Entre Nós, um texto inédito de Álvaro Domingues, autor de “Volta a Portugal”

O geógrafo e arquitecto tem andado por aí, do norte ao sul e ilhas, sem palas nos olhos. Tendo chutado as habituais muletas teóricas, olha à sua volta como um ET, como se a verdadeira vida das coisas pudesse dar-lhe outra explicação. E prefere “violentar o indígena” do que deixar-se ir nesse desespero da treta…

Na longa história dos humanos, são incontáveis os esforços para ultrapassar as limitações de andar a pé, vencer distâncias, carregar coisas às costas. Sapatos, rodas, cavalos, carros, pombos-correio, sinos, telefones, pilhas, correio electrónico ou sinais de fumo, tudo foi servindo para mover pessoas, informação, mercadorias, energia, capital, animais e o mais que fosse preciso. Sem próteses a maior parte dos primatas fica preso aos lugares onde nasceu e muitos há que nem às árvores sobem.

Dos muitos artefactos que se foram acumulando, as cidades pertencem à família dos mais complicados, emaranhados, politica e funcionalmente diversos e mobilizadores de multidões. Quando as próteses eram poucas e rudimentares – ruas calcetadas, fontes, muralhas, aquedutos, carros, mulas e cavalos – e estavam muito mal distribuídas, vivia-se apinhado, próximo, aglomerado. Mudar o que fosse necessário envolvia custos de transacção vedados à maioria. Toda a urbanização era cidade, gigantesco sistema de próteses proporcional ao funcionamento de tão complexa vida social. Chamaram-lhe civilização. As cidades tinham nome, centro, forma, limites, história, identidade, tudo; confundia-se o artefacto construído com os que lá viviam, o seu sistema de governo, a sua cultura ou economia. A cidade era um todo, um sistema definido.

Diz-se agora em grandes cartazes vermelhos que vem aí o WI-FI com asas. Não é para falar da última geração de híbridos bio-electrónicos de pombo-correio. É simplesmente para dizer que à velocidade a que se inventam e proliferam novas e gigantescas próteses e sistemas sócio-técnicos, se vai mudando o modo de funcionamento da sociedade e, por isso, do seu território.

Por isso as cidades acabaram. Perderam limites, formas, definições; ficaram os nomes. A clareza dos lugares onde se confinavam ou a nitidez da organização dos que diziam ser seus habitantes, explodiu por geografias imensas, esfumou-se por movimentos de gente que ora se cruza por distâncias desmedidas, ora vive dias e dias sem sair das mesmas rotinas e trajectos curtos.

A metamorfose da urbanização absorveu a cidade num processo sem fim: toma forma e lugar nos mais diversos contextos, geometrias, funções, aglomerando ou dispersando actividades, gente, ricos e pobres (muitos), como sempre.
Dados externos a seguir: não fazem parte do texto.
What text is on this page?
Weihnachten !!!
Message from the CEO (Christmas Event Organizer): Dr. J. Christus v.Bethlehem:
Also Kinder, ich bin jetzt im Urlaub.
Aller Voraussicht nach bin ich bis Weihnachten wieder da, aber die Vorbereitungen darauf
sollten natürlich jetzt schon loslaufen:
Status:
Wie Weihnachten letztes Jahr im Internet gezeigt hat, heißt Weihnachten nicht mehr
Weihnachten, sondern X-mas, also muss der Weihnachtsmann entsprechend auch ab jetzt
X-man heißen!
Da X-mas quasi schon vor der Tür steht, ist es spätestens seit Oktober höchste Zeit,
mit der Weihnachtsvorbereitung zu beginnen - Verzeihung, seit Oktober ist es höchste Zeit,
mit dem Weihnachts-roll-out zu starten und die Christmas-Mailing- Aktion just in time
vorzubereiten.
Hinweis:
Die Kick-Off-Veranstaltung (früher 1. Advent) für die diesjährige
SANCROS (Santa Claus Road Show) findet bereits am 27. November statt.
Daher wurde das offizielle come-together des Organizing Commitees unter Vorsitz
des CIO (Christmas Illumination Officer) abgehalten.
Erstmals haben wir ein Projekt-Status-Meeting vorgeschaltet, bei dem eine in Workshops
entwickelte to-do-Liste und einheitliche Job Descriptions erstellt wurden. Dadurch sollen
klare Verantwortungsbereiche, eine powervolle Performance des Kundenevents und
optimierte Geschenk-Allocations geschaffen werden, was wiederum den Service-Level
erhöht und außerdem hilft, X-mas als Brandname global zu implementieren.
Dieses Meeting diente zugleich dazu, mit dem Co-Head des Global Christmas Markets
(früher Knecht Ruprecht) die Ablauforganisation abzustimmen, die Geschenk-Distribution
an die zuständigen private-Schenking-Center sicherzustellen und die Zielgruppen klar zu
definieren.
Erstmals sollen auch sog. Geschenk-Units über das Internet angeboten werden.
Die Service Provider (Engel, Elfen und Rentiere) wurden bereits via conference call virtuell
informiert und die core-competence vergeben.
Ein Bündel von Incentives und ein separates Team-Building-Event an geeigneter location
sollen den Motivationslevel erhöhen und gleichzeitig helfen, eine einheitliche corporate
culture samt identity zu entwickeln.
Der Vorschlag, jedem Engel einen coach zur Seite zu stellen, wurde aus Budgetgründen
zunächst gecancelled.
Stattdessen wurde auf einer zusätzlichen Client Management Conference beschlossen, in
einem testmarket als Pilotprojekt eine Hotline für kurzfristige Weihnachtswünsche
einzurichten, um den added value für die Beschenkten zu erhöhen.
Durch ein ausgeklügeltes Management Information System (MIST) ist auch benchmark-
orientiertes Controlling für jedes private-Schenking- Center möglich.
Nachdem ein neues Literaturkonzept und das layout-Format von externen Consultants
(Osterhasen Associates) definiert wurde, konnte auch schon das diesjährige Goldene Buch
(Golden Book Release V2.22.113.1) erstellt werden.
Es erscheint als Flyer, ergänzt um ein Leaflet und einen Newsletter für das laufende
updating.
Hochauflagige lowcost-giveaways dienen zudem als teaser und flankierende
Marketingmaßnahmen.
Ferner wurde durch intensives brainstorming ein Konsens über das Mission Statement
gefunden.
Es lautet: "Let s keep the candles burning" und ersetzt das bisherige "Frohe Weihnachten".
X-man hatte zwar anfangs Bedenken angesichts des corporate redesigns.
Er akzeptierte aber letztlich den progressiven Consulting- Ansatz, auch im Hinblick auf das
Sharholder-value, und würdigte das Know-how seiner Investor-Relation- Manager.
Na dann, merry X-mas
Onde houver rede eléctrica, telecomunicações, água, saneamento, asfalto ou qualquer outro dispositivo tecnológico que pertença ao conjunto do que é fundamental para qualquer coisa funcionar dentro de casas, fábricas, hospitais, escritórios…, aí emerge a urbanização.

Quando o calibre e performance dos sistemas sócio-técnicos são da família das auto-estradas ou das redes de telecomunicações de alto débito, o espaço e o tempo sofrem distorções  nunca vistas; o espaço comprime-se e o tempo acelera por artes de velocidade. Por isso os nós são especiais. Pelos nós se entra nestes túneis do espaço-tempo por onde rolam pessoas e contentores tecendo conexões da mais variada intensidade e alcance geográfico. Por isso se atropelam os nomes, os escritos, os edifícios, a constante agitação das coisas que mudam, que se dispõem umas ao lado de outras com a única finalidade de partilharem estas portas de acesso ao hiper-espaço, o espaço de múltiplas dimensões, liso, estriado, dobrado. Há tais mudanças que acontece perguntarmos onde é que se localiza qualquer coisa e nos respondem que é a cinco minutos do nó da auto-estrada. E nós sorrimos como se nos tivessem perguntado quanto é que faltava para as três da tarde e nós respondêssemos que era logo ali a trezentos metros.